Computer passes Turing Test for the first time

10 Jun 2014

A computer programme has, for the first time, successfully fooled judges at a Turing Test competition into thinking it was a 13-year-old Ukranian boy named Eugene Goostman, The Verge reports.

Goostman said he liked hamburgers and candy and that his father was a gynaecologist, but it was all a lie. The boy, actually a programme created by computer engineers led by Russian Vladimir Veselov and Ukrainian Eugene Demchenko, convinced a third of judges that he was a human which, according to commentators, was significant.

The famous Turing Test, created by legendary computer scientist Alan Turing in 1950, had long been used to test whether machines could actually think and had been a well-known staple of artificial intelligence studies.

Goostman passed the test at the Turing Test 2014 competition in London on Saturday and, according to the event's organisers at the University of Reading, it was the first computer to succeed. Professor Kevin Warwick, a visiting professor at the university, noted in a release that "some will claim that the Test has already been passed."

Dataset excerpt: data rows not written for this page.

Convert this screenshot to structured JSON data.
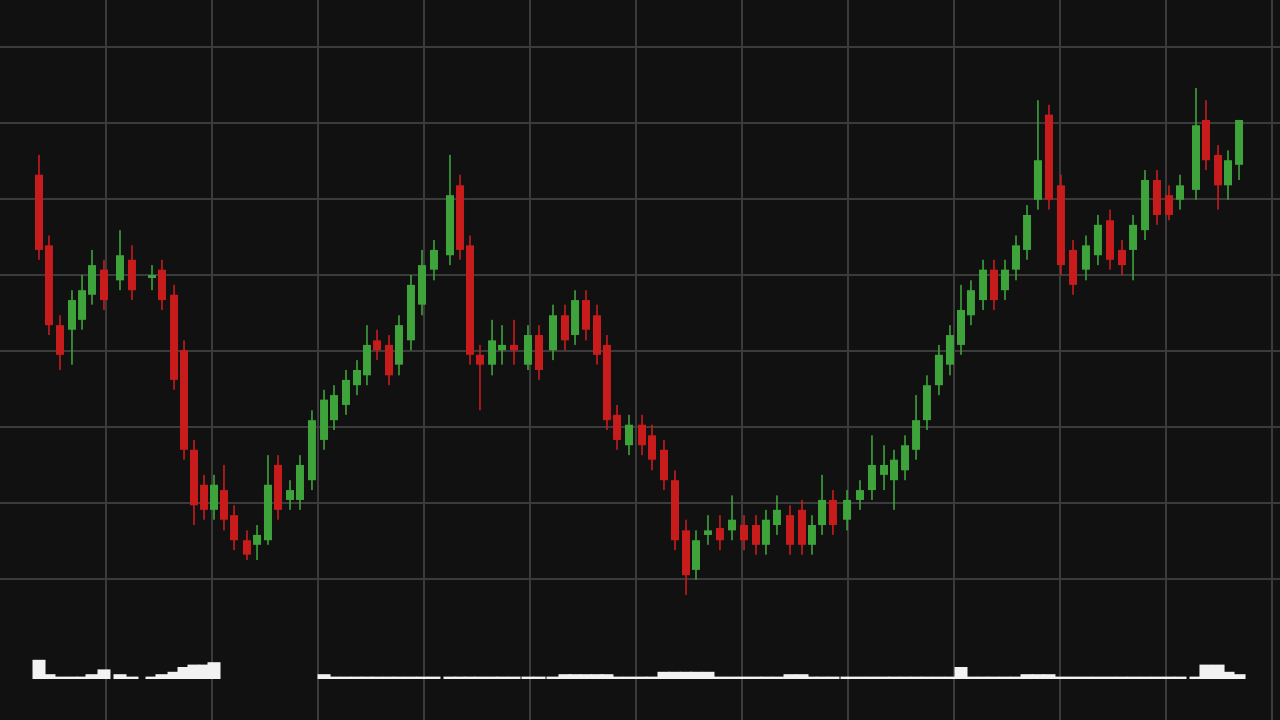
{
  "chart_data": {
    "type": "candlestick",
    "up_color": "#3ea33a",
    "down_color": "#c81c1c",
    "volume_color": "#f2f2f2",
    "grid": true,
    "xlim": [
      0,
      12
    ],
    "xticks": [
      1,
      2,
      3,
      4,
      5,
      6,
      7,
      8,
      9,
      10,
      11,
      12
    ],
    "ylim": [
      0,
      80
    ],
    "yticks": [
      10,
      20,
      30,
      40,
      50,
      60,
      70,
      80
    ],
    "y2lim": [
      0,
      10
    ],
    "x": [
      0.368,
      0.462,
      0.566,
      0.679,
      0.774,
      0.868,
      0.981,
      1.132,
      1.245,
      1.434,
      1.528,
      1.642,
      1.736,
      1.83,
      1.925,
      2.019,
      2.113,
      2.208,
      2.33,
      2.425,
      2.528,
      2.623,
      2.736,
      2.83,
      2.943,
      3.057,
      3.151,
      3.264,
      3.368,
      3.462,
      3.557,
      3.67,
      3.764,
      3.877,
      3.981,
      4.094,
      4.245,
      4.34,
      4.434,
      4.528,
      4.642,
      4.736,
      4.849,
      4.981,
      5.085,
      5.217,
      5.33,
      5.425,
      5.528,
      5.632,
      5.726,
      5.821,
      5.934,
      6.057,
      6.151,
      6.264,
      6.368,
      6.472,
      6.566,
      6.679,
      6.792,
      6.906,
      7.019,
      7.132,
      7.226,
      7.33,
      7.453,
      7.566,
      7.66,
      7.755,
      7.858,
      7.991,
      8.113,
      8.226,
      8.34,
      8.434,
      8.538,
      8.642,
      8.745,
      8.858,
      8.962,
      9.066,
      9.16,
      9.274,
      9.377,
      9.481,
      9.585,
      9.689,
      9.792,
      9.896,
      10.009,
      10.123,
      10.245,
      10.358,
      10.472,
      10.585,
      10.689,
      10.802,
      10.915,
      11.028,
      11.132,
      11.283,
      11.377,
      11.491,
      11.585,
      11.689
    ],
    "open": [
      63.2,
      53.9,
      43.4,
      42.8,
      44.1,
      47.4,
      50.7,
      49.3,
      52.0,
      49.6,
      50.7,
      47.4,
      40.1,
      27.0,
      22.4,
      19.1,
      21.7,
      18.4,
      15.1,
      14.5,
      15.1,
      25.0,
      20.4,
      20.4,
      23.0,
      28.3,
      30.9,
      32.9,
      35.5,
      36.8,
      41.4,
      40.8,
      38.2,
      41.4,
      46.1,
      50.7,
      52.6,
      61.8,
      53.9,
      39.5,
      38.2,
      40.1,
      40.8,
      38.2,
      42.1,
      40.1,
      44.7,
      42.1,
      46.7,
      44.7,
      40.8,
      31.6,
      27.6,
      30.3,
      28.9,
      27.0,
      23.0,
      16.4,
      11.2,
      15.8,
      16.7,
      16.4,
      17.1,
      17.1,
      14.5,
      17.1,
      18.4,
      19.1,
      14.5,
      17.1,
      20.4,
      17.8,
      20.4,
      21.7,
      23.7,
      23.0,
      24.3,
      27.0,
      30.9,
      35.5,
      38.2,
      40.8,
      44.7,
      46.7,
      50.7,
      48.0,
      50.7,
      53.3,
      59.9,
      71.1,
      61.8,
      53.3,
      50.7,
      52.6,
      57.2,
      53.3,
      53.3,
      55.9,
      62.5,
      60.5,
      59.9,
      61.2,
      70.4,
      65.8,
      61.8,
      64.5
    ],
    "high": [
      65.8,
      55.2,
      44.7,
      48.0,
      50.0,
      53.3,
      52.0,
      55.9,
      53.9,
      51.3,
      52.0,
      48.7,
      41.4,
      28.3,
      23.7,
      23.7,
      25.0,
      19.7,
      16.4,
      17.1,
      26.3,
      26.3,
      23.0,
      26.3,
      32.2,
      34.9,
      35.5,
      37.5,
      38.8,
      43.4,
      42.8,
      42.1,
      44.7,
      50.0,
      53.3,
      54.6,
      65.8,
      63.2,
      55.2,
      40.8,
      44.1,
      43.4,
      44.1,
      43.4,
      43.4,
      46.1,
      46.1,
      48.0,
      48.0,
      46.1,
      42.1,
      32.9,
      31.6,
      31.6,
      30.3,
      28.3,
      24.3,
      17.8,
      16.4,
      18.4,
      18.4,
      21.0,
      18.4,
      18.4,
      19.1,
      21.0,
      19.7,
      20.4,
      18.4,
      23.7,
      21.7,
      21.7,
      23.0,
      28.9,
      27.6,
      27.0,
      28.9,
      34.2,
      36.8,
      40.8,
      43.4,
      48.7,
      49.3,
      52.0,
      52.0,
      52.0,
      55.2,
      59.2,
      73.0,
      72.4,
      63.2,
      54.6,
      55.2,
      57.9,
      58.6,
      54.6,
      57.9,
      63.8,
      63.8,
      61.8,
      63.2,
      74.6,
      73.0,
      67.1,
      66.4,
      70.4
    ],
    "low": [
      52.0,
      42.1,
      37.5,
      38.2,
      42.8,
      46.1,
      45.4,
      48.0,
      46.7,
      48.0,
      45.4,
      34.9,
      25.7,
      17.1,
      17.8,
      17.8,
      16.4,
      13.8,
      12.5,
      12.5,
      14.5,
      17.8,
      19.1,
      19.1,
      21.7,
      27.0,
      29.6,
      31.6,
      34.2,
      35.5,
      38.8,
      35.5,
      36.8,
      40.1,
      44.7,
      49.3,
      51.3,
      52.0,
      38.2,
      32.2,
      36.8,
      38.2,
      38.2,
      37.5,
      36.2,
      38.8,
      40.1,
      40.8,
      41.4,
      38.2,
      29.6,
      27.0,
      26.3,
      26.3,
      24.3,
      21.7,
      13.8,
      7.9,
      9.9,
      14.5,
      13.8,
      15.1,
      13.8,
      13.2,
      13.2,
      15.8,
      13.2,
      13.2,
      13.2,
      15.8,
      15.8,
      16.4,
      19.1,
      20.4,
      21.7,
      19.1,
      23.0,
      25.7,
      29.6,
      34.2,
      36.8,
      39.5,
      43.4,
      45.4,
      45.4,
      46.7,
      49.3,
      52.0,
      58.6,
      58.6,
      50.0,
      47.4,
      49.3,
      51.3,
      50.7,
      50.0,
      49.3,
      54.6,
      56.6,
      57.2,
      58.6,
      59.9,
      63.8,
      58.6,
      59.9,
      62.5
    ],
    "close": [
      53.3,
      43.4,
      39.5,
      46.7,
      48.0,
      51.3,
      46.7,
      52.6,
      48.0,
      50.0,
      46.7,
      36.2,
      27.0,
      19.7,
      19.1,
      22.4,
      17.8,
      15.1,
      13.2,
      15.8,
      22.4,
      19.1,
      21.7,
      25.0,
      30.9,
      33.6,
      34.2,
      36.2,
      37.5,
      40.8,
      40.1,
      36.8,
      43.4,
      48.7,
      51.3,
      53.3,
      60.5,
      53.3,
      39.5,
      38.2,
      41.4,
      40.8,
      40.1,
      42.1,
      37.5,
      44.7,
      41.4,
      46.7,
      42.8,
      39.5,
      30.9,
      28.3,
      30.3,
      27.6,
      25.7,
      23.0,
      15.1,
      10.5,
      15.1,
      16.4,
      15.1,
      17.8,
      15.1,
      14.5,
      17.8,
      19.1,
      14.5,
      14.5,
      17.1,
      20.4,
      17.1,
      20.4,
      21.7,
      25.0,
      25.0,
      25.7,
      27.6,
      30.9,
      35.5,
      39.5,
      42.1,
      45.4,
      48.0,
      50.7,
      46.7,
      50.7,
      53.9,
      57.9,
      65.1,
      59.9,
      51.3,
      48.7,
      53.9,
      56.6,
      52.0,
      51.3,
      56.6,
      62.5,
      57.9,
      57.9,
      61.8,
      69.7,
      65.1,
      61.8,
      65.1,
      70.4
    ],
    "volume": [
      8,
      2,
      1,
      1,
      1,
      2,
      4,
      2,
      1,
      1,
      2,
      3,
      5,
      6,
      6,
      7,
      0,
      0,
      0,
      0,
      0,
      0,
      0,
      0,
      0,
      2,
      1,
      1,
      1,
      1,
      1,
      1,
      1,
      1,
      1,
      1,
      1,
      1,
      1,
      1,
      1,
      1,
      1,
      1,
      1,
      1,
      2,
      2,
      2,
      2,
      2,
      1,
      1,
      1,
      1,
      3,
      3,
      3,
      3,
      3,
      1,
      1,
      1,
      1,
      1,
      1,
      2,
      2,
      1,
      1,
      1,
      1,
      1,
      1,
      1,
      1,
      1,
      1,
      1,
      1,
      1,
      5,
      1,
      1,
      1,
      1,
      1,
      2,
      2,
      2,
      1,
      1,
      1,
      1,
      1,
      1,
      1,
      1,
      1,
      1,
      1,
      1,
      6,
      6,
      3,
      2
    ]
  }
}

He added, "the words Turing Test have been applied to similar competitions around the world," but "this event involved the most simultaneous comparison tests than ever before, was independently verified and, crucially, the conversations were unrestricted."

The programme had nearly passed the test in 2012, with 29 per cent of judges at another completion deciding that it was a human.

Despite the achievement, the results remained far from conclusive and did not mean that the machines were taking over the world, no matter what one might read on the internet.

The test involved five machines at the Royal Society in central London to see if they could fool people into thinking they were humans during text-based conversations.

The University of Reading said no computer had previously passed the Turing Test, which required 30 per cent of human interrogators to be duped during a series of five-minute keyboard conversations.

Goostman developed to simulate a 13-year-old boy, managed to convince 33 per cent of the judges that it was human, according to the university.

The successful machine was the work of Russian-born Vladimir Veselov, who lives in the US, and Ukrainian Eugene Demchenko who lives in Russia.

Veselov said it was a remarkable achievement for them and they hoped it boosted the interest in artificial intelligence and chatbots, The Telegraph reported.